Lombok 1

One of the most recent experiments by the First Mariners Project, which seek to explore how hominins of the Lower Palaeolithic, up to a million years ago, might have succeeded in the sea crossings they have been demonstrated to have accomplished, occurred at Ales Strait. This is what separates Lombok from Sumbawa to the east, and must have been traversed by colonising populations before they could reach Flores, even further east, at least 840,000 years ago. This experiment was conducted in partnership with BBC, in preparation of a segment of the TV series The human journey, in February and March 2008. This was the first time green bamboo has been used instead of dried in such a maritime experiment. Note the use of stone choppers.

Lombok 2





In a long and intricate ceremony, a shaman blesses the raft, its crew, and here its captain, the expedition leader. Despite the largely Muslim character of Lombok’s people, when it comes to confronting the dangers of the sea, the powers of shamans continue to be relied upon.

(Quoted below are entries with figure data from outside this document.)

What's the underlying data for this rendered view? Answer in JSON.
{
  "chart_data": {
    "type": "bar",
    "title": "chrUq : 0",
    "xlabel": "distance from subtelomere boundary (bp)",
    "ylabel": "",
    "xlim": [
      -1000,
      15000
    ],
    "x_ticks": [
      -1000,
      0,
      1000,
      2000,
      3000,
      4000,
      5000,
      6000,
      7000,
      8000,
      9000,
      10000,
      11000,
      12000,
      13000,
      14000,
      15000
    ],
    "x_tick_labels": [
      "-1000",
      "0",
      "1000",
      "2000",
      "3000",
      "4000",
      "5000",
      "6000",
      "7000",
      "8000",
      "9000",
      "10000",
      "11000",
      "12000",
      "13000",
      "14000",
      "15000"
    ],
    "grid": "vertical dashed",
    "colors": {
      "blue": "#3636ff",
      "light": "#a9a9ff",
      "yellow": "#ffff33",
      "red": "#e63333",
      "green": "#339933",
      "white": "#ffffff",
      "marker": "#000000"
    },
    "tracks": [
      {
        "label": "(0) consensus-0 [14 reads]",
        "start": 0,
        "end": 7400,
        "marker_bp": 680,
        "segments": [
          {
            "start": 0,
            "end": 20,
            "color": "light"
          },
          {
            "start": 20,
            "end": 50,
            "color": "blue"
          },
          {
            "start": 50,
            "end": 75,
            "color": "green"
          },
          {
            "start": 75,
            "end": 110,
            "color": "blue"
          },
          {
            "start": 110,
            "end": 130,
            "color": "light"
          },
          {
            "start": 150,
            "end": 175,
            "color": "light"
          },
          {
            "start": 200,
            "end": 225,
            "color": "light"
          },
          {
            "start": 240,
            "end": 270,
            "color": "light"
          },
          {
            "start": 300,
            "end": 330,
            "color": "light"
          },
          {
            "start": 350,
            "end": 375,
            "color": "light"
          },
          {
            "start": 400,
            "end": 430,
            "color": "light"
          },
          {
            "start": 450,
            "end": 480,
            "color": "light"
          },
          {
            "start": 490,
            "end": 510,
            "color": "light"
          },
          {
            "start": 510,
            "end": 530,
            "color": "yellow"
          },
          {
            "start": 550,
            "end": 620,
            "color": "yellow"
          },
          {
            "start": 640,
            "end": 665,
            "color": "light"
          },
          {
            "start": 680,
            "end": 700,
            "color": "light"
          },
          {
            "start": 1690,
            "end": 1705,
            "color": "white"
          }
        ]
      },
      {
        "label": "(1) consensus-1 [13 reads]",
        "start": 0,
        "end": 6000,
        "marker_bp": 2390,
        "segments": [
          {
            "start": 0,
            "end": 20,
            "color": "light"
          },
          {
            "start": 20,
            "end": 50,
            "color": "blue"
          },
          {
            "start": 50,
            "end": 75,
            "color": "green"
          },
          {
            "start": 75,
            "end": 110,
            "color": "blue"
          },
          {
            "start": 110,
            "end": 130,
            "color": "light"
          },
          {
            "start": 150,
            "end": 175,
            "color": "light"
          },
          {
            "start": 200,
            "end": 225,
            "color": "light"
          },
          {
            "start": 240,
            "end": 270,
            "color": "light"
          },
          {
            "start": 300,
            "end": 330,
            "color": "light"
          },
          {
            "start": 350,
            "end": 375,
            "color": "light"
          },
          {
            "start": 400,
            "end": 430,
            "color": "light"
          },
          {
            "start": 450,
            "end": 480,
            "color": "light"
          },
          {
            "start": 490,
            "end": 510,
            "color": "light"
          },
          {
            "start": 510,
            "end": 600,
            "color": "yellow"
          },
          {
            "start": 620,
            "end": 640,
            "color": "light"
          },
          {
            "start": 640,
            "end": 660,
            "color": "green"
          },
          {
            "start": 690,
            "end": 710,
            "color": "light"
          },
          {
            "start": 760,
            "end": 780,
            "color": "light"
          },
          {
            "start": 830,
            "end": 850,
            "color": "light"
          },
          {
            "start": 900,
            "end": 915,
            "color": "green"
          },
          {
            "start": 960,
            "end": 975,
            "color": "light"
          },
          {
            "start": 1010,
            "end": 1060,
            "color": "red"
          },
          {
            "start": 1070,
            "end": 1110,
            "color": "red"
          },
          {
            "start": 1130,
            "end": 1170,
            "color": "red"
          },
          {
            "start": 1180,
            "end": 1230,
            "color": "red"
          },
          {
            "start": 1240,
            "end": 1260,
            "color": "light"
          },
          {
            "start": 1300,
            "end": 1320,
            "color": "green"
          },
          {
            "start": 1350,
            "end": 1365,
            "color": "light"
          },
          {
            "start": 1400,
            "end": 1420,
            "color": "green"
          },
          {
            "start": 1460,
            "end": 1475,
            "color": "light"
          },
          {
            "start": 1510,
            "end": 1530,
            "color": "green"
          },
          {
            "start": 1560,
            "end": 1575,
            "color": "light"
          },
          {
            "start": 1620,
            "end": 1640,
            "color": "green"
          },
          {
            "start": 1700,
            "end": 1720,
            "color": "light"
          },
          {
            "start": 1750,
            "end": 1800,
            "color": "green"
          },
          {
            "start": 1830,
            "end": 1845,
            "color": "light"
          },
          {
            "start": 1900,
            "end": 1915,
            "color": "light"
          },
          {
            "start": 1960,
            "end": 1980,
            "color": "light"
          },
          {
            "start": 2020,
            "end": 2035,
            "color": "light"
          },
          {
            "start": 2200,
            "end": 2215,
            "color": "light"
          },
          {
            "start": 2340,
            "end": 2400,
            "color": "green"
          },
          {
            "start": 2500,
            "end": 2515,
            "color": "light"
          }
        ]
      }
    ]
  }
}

The participants are seated on the completed raft, immediately before its launch.



Lombok 3

The bamboo raft for the first experiment attempting to cross Ales Strait (Lombok to Sumbawa) is successfully launched. It comprises 24 bamboo floaters arranged in two tiers, 4 thwart timbers, and is fastened by rattan, a split forest vine (calamus sp.), and tali ijuk, a hand-made string of palm fibre. It weighs 1100 kg and is designed for a crew of 8, but can carry up to a dozen people easily. It is 13.6 m long and maximal (at stern) 3.25 m wide.

Lombok 4





5 March 2008, attempt to cross Ales Strait. The photograph was taken from one of three escort ships, about half way between Lombok and Sumbawa. The 8 men have made excellent progress in superb weather.

Lombok 5





Approaching the west coast of Sumbawa, the sea has become choppy and the weather deteriorates fast. Despite the closeness of the target coast, the crew battles for another 5 hours to achieve landfall, in atrocious weather conditions. The crossing took 10 hours and 25 minutes. Both the crew’s and the raft’s performance were outstanding.